The Supreme Court Rules Campaign Limits Are for Losers
Finally, you can give more than $123,000 to political parties, committees, and a bunch of candidates.
The Supreme Court in a 5-4 decision Wednesday in McCutcheon v. FEC overturned a law enacted after Watergate that allowed the federal government to cap how much an individual could give to multiple federal candidates and committees in a single campaign cycle.
In his majority opinion, Chief Justice John Roberts cited the Court’s previous 5-4 ruling in 2010’s Citizens United—and that decision’s creation of super PACs—as reason to invalidate the aggregate limits. Roberts wrote in McCutcheon:
“The existing aggregate limits may in fact encourage the movement of money away from entities subject to disclosure. Because individuals’ direct contributions are limited, would-be donors may turn to other avenues for political speech.”
In the dissent, Justice Stephen Breyer railed against the majority’s decision. In a once rare, but increasingly common gesture, Breyer read from his dissent from the bench to signal his discontent with Roberts’s opinion. Breyer argued:
“The result, as I said at the outset, is a decision that substitutes judges’ understandings of how the political process works for the understanding of Congress; that fails to recognize the difference between influence resting upon public opinion and influence bought by money alone; that overturns key precedent; that creates huge loopholes in the law; and that undermines, perhaps devastates, what remains of campaign finance reform.”
Breyer also noted that McCutcheon, which was being appealed from a district court where it was promptly dismissed, shouldn’t have even been decided but instead remanded back to the lower court for further evidence to be heard. The longtime justice, appointed by President Clinton, added a lengthy appendix of evidence he found relevant to his dissent.
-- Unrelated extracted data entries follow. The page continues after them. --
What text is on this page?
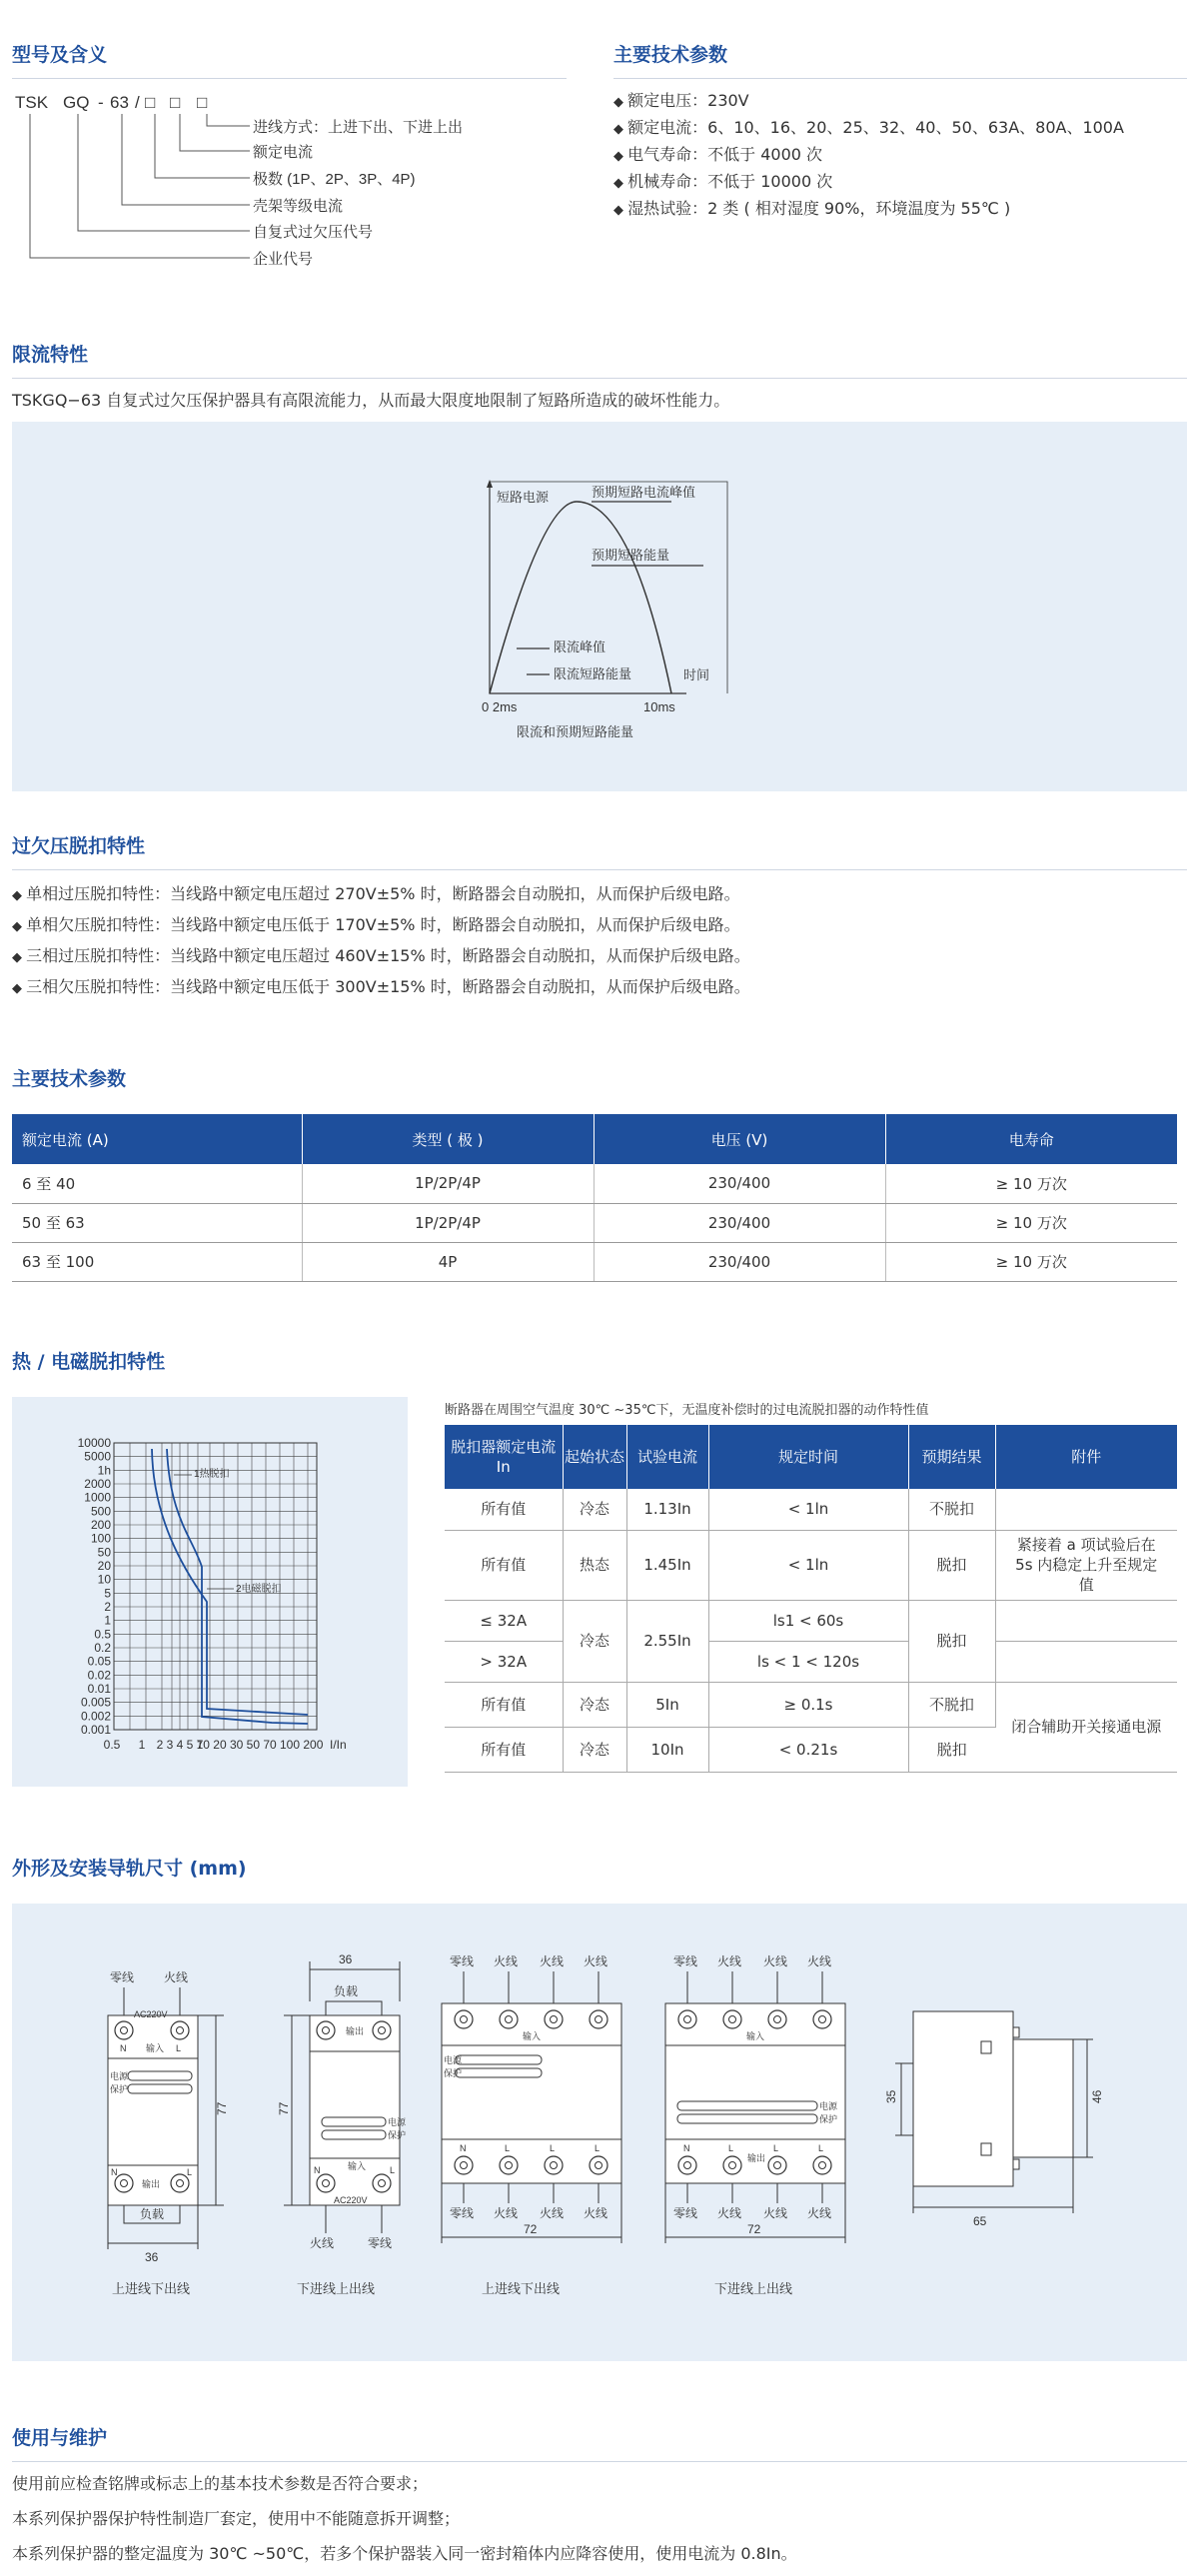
型号及含义
TSK GQ - 63 / □ □ □
进线方式：上进下出、下进上出
额定电流
极数 (1P、2P、3P、4P)
壳架等级电流
自复式过欠压代号
企业代号
主要技术参数
◆ 额定电压：230V
◆ 额定电流：6、10、16、20、25、32、40、50、63A、80A、100A
◆ 电气寿命：不低于 4000 次
◆ 机械寿命：不低于 10000 次
◆ 湿热试验：2 类 ( 相对湿度 90%，环境温度为 55℃ )
限流特性
TSKGQ−63 自复式过欠压保护器具有高限流能力，从而最大限度地限制了短路所造成的破坏性能力。
短路电源	预期短路电流峰值
预期短路能量
限流峰值
限流短路能量	时间
0 2ms	10ms
限流和预期短路能量
过欠压脱扣特性
◆ 单相过压脱扣特性：当线路中额定电压超过 270V±5% 时，断路器会自动脱扣，从而保护后级电路。
◆ 单相欠压脱扣特性：当线路中额定电压低于 170V±5% 时，断路器会自动脱扣，从而保护后级电路。
◆ 三相过压脱扣特性：当线路中额定电压超过 460V±15% 时，断路器会自动脱扣，从而保护后级电路。
◆ 三相欠压脱扣特性：当线路中额定电压低于 300V±15% 时，断路器会自动脱扣，从而保护后级电路。
主要技术参数
额定电流 (A)	类型 ( 极 )	电压 (V)	电寿命
6 至 40	1P/2P/4P	230/400	≥ 10 万次
50 至 63	1P/2P/4P	230/400	≥ 10 万次
63 至 100	4P	230/400	≥ 10 万次
热 / 电磁脱扣特性
10000
5000
1h
2000
1000
500
200
100
50
20
10
5
2
1
0.5
0.2
0.05
0.02
0.01
0.005
0.002
0.001
0.5 1 2 3 4 5 7
10 20 30 50 70 100 200 I/In
1热脱扣
2电磁脱扣
断路器在周围空气温度 30℃ ~35℃下，无温度补偿时的过电流脱扣器的动作特性值
脱扣器额定电流 In	起始状态	试验电流	规定时间	预期结果	附件
所有值	冷态	1.13In	< 1ln	不脱扣	
所有值	热态	1.45In	< 1ln	脱扣	紧接着 a 项试验后在 5s 内稳定上升至规定值
≤ 32A	冷态	2.55In	ls1 < 60s	脱扣	
> 32A			ls < 1 < 120s		
所有值	冷态	5In	≥ 0.1s	不脱扣	闭合辅助开关接通电源
所有值	冷态	10In	< 0.21s	脱扣	
外形及安装导轨尺寸 (mm)
零线 火线
AC220V
N	L
输入
电源
保护
N	L
输出
负载
36
77
上进线下出线
36
负载
输出
电源
保护
输入
N	L
AC220V
77
火线	零线
下进线上出线
零线 火线 火线 火线
输入
电源
保护
N	L	L	L
零线 火线 火线 火线
72
上进线下出线
零线 火线 火线 火线
输入
电源
保护
N	L
输出
L	L
零线 火线 火线 火线
72
下进线上出线
35	46
65
使用与维护
使用前应检查铭牌或标志上的基本技术参数是否符合要求；
本系列保护器保护特性制造厂套定，使用中不能随意拆开调整；
本系列保护器的整定温度为 30℃ ~50℃，若多个保护器装入同一密封箱体内应降容使用，使用电流为 0.8In。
The Court’s holding is not likely to have as significant an effect on the political landscape as Citizens United did. The McCutcheon decision will allow individual donors to make direct contributions to an unlimited number of candidates and committees but still within the still existing individual donation limits. This means that combining candidates and party committees alone (and not donations to independent political action committees), individuals can now give at least $3.5 million in regular contributions. The decision will also mean that state limits on aggregate donations are likely to disappear in future cases, which could have even more significant and unanticipated effects.
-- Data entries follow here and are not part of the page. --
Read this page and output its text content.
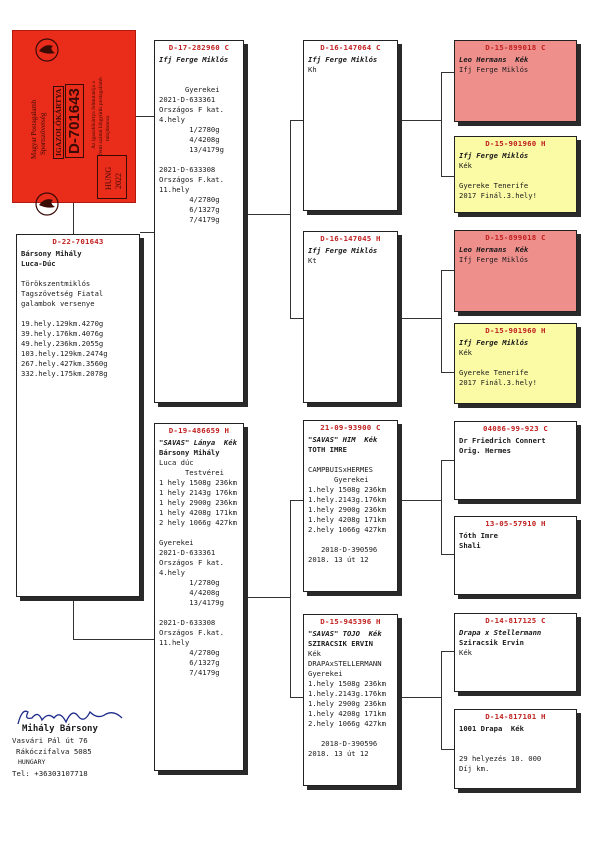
Magyar Postagalamb Sportszövetség IGAZOLÓKÁRTYA D-701643 Az igazolókártya felmutatója a fenti számú lábgyűrűs postagalamb tulajdonosa
HUNG 2022
D-22-701643
Bársony Mihály
Luca-Dúc
Törökszentmiklós
Tagszövetség Fiatal
galambok versenye
19.hely.129km.4270g
39.hely.176km.4076g
49.hely.236km.2055g
103.hely.129km.2474g
267.hely.427km.3560g
332.hely.175km.2078g
D-17-282960 C
Ifj Ferge Miklós
Gyerekei
2021-D-633361
Országos F kat.
4.hely
1/2780g
4/4208g
13/4179g
2021-D-633308
Országos F.kat.
11.hely
4/2780g
6/1327g
7/4179g
D-19-486659 H
"SAVAS" Lánya  Kék
Bársony Mihály
Luca dúc
Testvérei
1 hely 1508g 236km
1 hely 2143g 176km
1 hely 2900g 236km
1 hely 4208g 171km
2 hely 1066g 427km
Gyerekei
2021-D-633361
Országos F kat.
4.hely
1/2780g
4/4208g
13/4179g
2021-D-633308
Országos F.kat.
11.hely
4/2780g
6/1327g
7/4179g
D-16-147064 C
Ifj Ferge Miklós
Kh
D-16-147045 H
Ifj Ferge Miklós
Kt
21-09-93900 C
"SAVAS" HIM  Kék
TOTH IMRE
CAMPBUISxHERMES
Gyerekei
1.hely 1508g 236km
1.hely.2143g.176km
1.hely 2900g 236km
1.hely 4208g 171km
2.hely 1066g 427km
2018-D-390596
2018. 13 út 12
D-15-945396 H
"SAVAS" TOJO  Kék
SZIRACSIK ERVIN
Kék
DRAPAxSTELLERMANN
Gyerekei
1.hely 1508g 236km
1.hely.2143g.176km
1.hely 2900g 236km
1.hely 4208g 171km
2.hely 1066g 427km
2018-D-390596
2018. 13 út 12
D-15-899018 C
Leo Hermans  Kék
Ifj Ferge Miklós
D-15-901960 H
Ifj Ferge Miklós
Kék
Gyereke Tenerife
2017 Finál.3.hely!
D-15-899018 C
Leo Hermans  Kék
Ifj Ferge Miklós
D-15-901960 H
Ifj Ferge Miklós
Kék
Gyereke Tenerife
2017 Finál.3.hely!
04086-99-923 C
Dr Friedrich Connert
Orig. Hermes
13-05-57910 H
Tóth Imre
Shali
D-14-817125 C
Drapa x Stellermann
Sziracsik Ervin
Kék
D-14-817101 H
1001 Drapa  Kék
29 helyezés 10. 000
Díj km.
Mihály Bársony
Vasvári Pál út 76
Rákóczifalva 5085
HUNGARY
Tel: +36303107718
But while the decision will allow more money to flow to parties and perhaps reduce the role of super PACs as a result, it’s most important role is the signal it sends about the future of campaign finance law.
The Roberts Court has consistently rolled back limitations on campaign expenditures, and this decision marks the collapse of another part of the framework imposed by Congress after Watergate and greatly altered by the Court in the 1976 decision of Buckley v. Valeo. In his concurring opinion, Clarence Thomas called for the invalidation of any limits on campaign donations. Further, throughout his majority opinion, Roberts hailed how improvements in disclosure of contributions online made it that much easier to avoid the corruption, or the appearance of corruption, which campaign finance laws are meant to prevent.
This doesn’t mean the Court will suddenly strike down all limitations on campaign donations soon. Campaign finance laws won’t die. Instead, like Douglas MacArthur’s old soldier, it seems the Roberts Court will simply allow them to fade way.